Alison L. Joseph is a visiting assistant professor of Religion at Swarthmore College and the assistant managing editor of the Posen Library. Her work explores the contextual factors – historical and anthropological – that contribute to the composition of the Hebrew Bible. Her current research is on the Dinah story in Genesis 34, dealing with the role of gender in the prohibitions against intermarriage and the women’s sexual consent (or lack thereof). It addresses how in this story, and others, theological agendas are promoted through sexual violence. Her first book Portrait of the Kings: The Davidic Prototype in Deuteronomistic Poetics received the 2016 Manfred Lautenschlaeger Award for Theological Promise. She earned her PhD from the University of California, Berkeley in Near Eastern Studies.
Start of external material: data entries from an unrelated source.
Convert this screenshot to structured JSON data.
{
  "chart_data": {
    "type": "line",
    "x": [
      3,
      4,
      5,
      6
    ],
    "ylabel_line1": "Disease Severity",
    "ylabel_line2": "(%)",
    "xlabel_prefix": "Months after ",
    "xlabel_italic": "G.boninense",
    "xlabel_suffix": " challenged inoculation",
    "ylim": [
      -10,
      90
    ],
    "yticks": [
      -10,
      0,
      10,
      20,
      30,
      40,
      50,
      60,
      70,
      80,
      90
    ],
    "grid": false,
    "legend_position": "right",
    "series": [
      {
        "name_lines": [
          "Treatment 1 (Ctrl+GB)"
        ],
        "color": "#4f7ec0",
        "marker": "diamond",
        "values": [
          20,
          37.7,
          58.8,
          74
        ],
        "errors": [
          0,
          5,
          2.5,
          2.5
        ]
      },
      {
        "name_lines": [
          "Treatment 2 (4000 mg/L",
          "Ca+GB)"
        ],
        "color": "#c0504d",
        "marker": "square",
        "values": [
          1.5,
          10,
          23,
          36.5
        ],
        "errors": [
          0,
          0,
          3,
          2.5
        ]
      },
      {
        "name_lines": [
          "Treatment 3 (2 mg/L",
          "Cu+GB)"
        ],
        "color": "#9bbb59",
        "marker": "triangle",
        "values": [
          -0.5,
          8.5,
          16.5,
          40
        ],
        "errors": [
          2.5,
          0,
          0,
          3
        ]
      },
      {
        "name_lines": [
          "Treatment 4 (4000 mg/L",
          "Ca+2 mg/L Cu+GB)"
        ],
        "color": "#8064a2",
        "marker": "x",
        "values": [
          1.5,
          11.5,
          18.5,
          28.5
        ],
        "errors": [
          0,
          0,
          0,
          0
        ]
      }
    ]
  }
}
Tags : DystopiaHuluMargaret AtwoodRape CultureThe Handmaid's TaleTV series

2 Comments

  1. Very insightful. Although, I might challenge the idea that nation building in this way is “celebrated” in the OT. Hagar is used to “nation build” and it is debacle. YHWH enters to save Hagar, the one used for procreation, from the dysfunctional situation (Gen. 16). Further your citations of Gen. 29:24, 29 where Laban gives Jacob the handmaid(s), is also problematic. Jacob’s family life (favoritism, Joseph victimized, etc.) is not the picture of what YHWH desires (or at least I’m not sure how you show that the practice of giving handmaids is approved by YHWH).
    Thanks for a great perspective of some of the true depictions in Genesis.

    Lynsey

  2. I agree with your reading on the text, but I always read it that way and am a bit shocked that people are able to somehow read it positively! That’s the part I find puzzling. Interesting to think that Atwood’s story is so similar, I hadn’t made that connection! This is well worth unpicking as carefully as you have.